Cuando Sheinbaum dice que la paz no se impone con la fuerza sino “con las personas”, apela a una idea noble, pero difícil de sostener sin un aparato de Estado que garantice justicia efectiva. Las comunidades no pueden ser las únicas encargadas de reconstruir lo que el Estado no supo proteger.
El poder en modo “control de daños”
El asesinato de Manzo reveló precisamente eso: la soledad de los municipios frente a la delincuencia organizada. Los alcaldes gobiernan entre amenazas, sin recursos ni respaldo real. La Guardia Nacional puede reforzar la presencia, pero no sustituye la confianza institucional.
A nivel político, el Plan Michoacán también busca reposicionar a la presidenta en el debate público. La tragedia le dio la oportunidad de mostrarse activa, empática y decidida. En ese sentido, el plan cumple una función de control del daño político.
Pero el riesgo de ese cálculo es evidente: cuando la política de seguridad se confunde con la administración de la imagen, la justicia pierde contenido, y lo que debería ser una estrategia de Estado se convierte en un relato de gestión.
Michoacán necesita cooperación internacional para frenar el flujo de armas y dinero ilícito y en ese aspecto, la presidenta tiene razón al rechazar el intervencionismo estadounidense, pues la soberanía mexicana no se negocia con agencias extranjeras. Sin embargo, la defensa de la independencia nacional no debería implicar el aislamiento operativo.
En sus conversaciones con diputados, empresarios y comunidades, Sheinbaum detectó un sentimiento común: indignación. Esa indignación es el punto de partida, pero no puede sustituir la política pública. Los ciudadanos no esperan condolencias, sino resultados. La reacción de los michoacanos fue doble: por un lado, reconocieron la intención de construir un plan integral; por otro, percibieron que llega con el retraso propio de un gobierno que responde más que anticipa. Esa dualidad traspasa todo el mensaje presidencial.
Si el plan fue concebido antes del crimen, su presentación tardía constituye una falla de previsión, pero si en cambio, se elaboró tras el asesinato, revela más que nada un impulso reactivo que desmiente la planeación institucional. En cualquiera de los dos casos, la respuesta es tardía.
Hay que decirlo con claridad: el país no necesita más estrategias nacidas al calor de la tragedia, sino políticas que se anticipen a los hechos y no se erijan como monumentos a los muertos.
Esa es la diferencia entre gobernar con visión o reaccionar por urgencia.
Carlos Manzo representaba a los servidores públicos que todavía creen en la política como servicio.

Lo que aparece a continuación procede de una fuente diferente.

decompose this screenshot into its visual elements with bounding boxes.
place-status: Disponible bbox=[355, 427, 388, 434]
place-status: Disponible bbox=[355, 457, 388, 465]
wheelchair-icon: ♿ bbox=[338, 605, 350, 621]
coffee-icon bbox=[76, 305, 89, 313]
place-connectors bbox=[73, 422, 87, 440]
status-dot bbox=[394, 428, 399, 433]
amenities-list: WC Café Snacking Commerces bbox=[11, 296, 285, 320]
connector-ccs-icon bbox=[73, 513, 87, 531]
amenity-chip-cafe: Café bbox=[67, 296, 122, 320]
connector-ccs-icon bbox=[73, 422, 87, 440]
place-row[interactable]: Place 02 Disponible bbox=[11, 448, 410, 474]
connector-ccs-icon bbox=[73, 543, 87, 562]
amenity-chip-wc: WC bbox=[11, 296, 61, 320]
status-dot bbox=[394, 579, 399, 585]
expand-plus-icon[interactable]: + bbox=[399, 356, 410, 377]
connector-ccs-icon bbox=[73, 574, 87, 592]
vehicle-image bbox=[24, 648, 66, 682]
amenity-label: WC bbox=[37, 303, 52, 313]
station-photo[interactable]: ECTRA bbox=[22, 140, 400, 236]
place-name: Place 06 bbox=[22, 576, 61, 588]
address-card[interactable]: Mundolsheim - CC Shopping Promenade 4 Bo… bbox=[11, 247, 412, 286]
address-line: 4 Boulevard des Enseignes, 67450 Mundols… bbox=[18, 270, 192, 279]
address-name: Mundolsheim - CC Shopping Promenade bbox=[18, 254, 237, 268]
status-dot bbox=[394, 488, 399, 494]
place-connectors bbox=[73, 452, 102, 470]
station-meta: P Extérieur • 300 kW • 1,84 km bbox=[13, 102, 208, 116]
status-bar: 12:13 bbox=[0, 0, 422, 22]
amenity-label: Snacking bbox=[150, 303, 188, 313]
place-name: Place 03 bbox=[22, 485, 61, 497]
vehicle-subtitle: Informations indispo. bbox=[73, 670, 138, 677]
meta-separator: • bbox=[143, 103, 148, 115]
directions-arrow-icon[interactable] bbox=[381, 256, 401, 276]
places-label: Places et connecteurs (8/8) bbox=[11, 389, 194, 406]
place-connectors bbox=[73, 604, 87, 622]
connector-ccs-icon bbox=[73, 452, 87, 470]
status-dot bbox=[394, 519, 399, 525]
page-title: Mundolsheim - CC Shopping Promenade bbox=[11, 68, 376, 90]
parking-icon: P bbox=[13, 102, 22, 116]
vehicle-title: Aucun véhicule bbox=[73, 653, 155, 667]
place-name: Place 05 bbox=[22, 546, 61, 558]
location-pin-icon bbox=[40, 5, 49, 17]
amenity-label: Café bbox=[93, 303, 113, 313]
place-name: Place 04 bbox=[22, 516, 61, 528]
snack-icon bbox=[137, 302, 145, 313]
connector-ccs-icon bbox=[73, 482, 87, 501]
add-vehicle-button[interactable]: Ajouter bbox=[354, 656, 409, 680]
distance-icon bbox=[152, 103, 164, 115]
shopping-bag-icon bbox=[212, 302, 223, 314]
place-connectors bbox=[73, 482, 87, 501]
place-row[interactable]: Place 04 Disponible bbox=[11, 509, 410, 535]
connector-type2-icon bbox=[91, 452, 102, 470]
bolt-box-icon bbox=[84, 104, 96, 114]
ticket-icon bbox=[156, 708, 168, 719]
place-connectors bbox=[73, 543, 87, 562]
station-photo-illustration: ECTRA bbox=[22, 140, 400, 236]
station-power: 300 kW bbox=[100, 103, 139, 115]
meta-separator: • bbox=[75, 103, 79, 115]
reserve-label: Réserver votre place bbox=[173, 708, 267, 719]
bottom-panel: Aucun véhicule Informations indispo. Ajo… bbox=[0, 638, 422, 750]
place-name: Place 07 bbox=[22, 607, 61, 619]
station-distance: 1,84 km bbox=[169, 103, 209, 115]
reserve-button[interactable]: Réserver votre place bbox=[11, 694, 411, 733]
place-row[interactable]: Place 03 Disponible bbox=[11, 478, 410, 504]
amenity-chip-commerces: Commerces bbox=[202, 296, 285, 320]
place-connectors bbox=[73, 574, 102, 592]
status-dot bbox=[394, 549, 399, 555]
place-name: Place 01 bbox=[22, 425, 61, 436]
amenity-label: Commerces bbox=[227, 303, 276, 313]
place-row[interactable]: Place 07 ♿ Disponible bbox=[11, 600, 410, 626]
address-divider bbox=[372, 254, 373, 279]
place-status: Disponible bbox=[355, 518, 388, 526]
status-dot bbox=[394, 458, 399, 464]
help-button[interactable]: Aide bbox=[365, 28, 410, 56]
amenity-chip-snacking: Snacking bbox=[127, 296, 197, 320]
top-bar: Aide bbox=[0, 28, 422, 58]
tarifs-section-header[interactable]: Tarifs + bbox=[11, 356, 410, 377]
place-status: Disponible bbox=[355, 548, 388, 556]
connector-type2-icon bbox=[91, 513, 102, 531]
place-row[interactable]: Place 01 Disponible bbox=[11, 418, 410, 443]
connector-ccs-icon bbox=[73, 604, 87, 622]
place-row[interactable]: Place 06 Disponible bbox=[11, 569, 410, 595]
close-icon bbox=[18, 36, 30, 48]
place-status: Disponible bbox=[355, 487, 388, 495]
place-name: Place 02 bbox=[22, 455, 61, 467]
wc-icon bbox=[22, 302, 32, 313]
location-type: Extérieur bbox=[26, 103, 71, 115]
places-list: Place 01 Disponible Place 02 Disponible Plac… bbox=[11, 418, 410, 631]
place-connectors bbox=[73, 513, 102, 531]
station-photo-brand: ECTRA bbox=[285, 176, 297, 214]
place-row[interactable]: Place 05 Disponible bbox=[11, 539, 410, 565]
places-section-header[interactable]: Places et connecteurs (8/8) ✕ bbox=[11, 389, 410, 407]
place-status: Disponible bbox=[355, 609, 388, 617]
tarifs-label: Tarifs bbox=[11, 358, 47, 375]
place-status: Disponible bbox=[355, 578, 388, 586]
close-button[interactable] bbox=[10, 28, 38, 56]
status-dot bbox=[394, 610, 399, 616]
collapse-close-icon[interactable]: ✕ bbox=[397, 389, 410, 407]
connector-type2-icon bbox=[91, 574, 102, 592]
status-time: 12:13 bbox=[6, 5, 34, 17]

Su asesinato debería provocar una reflexión profunda sobre el abandono en que viven los municipios frente a los poderes criminales, y no convertirse en pretexto para inaugurar planes de emergencia.
En el fondo, el Plan Michoacán por la Paz y la Justicia puede ser un paso correcto, pero su oportunidad es discutible. La seguridad no puede administrarse como una campaña, ni la paz decretarse desde el micrófono de la Mañanera. La violencia se enfrenta con un Estado fuerte y previsor, no improvisador.
La presidenta tiene razón en una cosa: los críticos siempre existirán. Pero, ella —que está curtida en las lides de los mítines universitarios y muy acostumbrada a criticar—, debe saber que esta no es enemiga del poder, sino su medida. Y mientras los planes nazcan del duelo y no de la previsión, la política seguirá corriendo detrás de los hechos que promete evitar.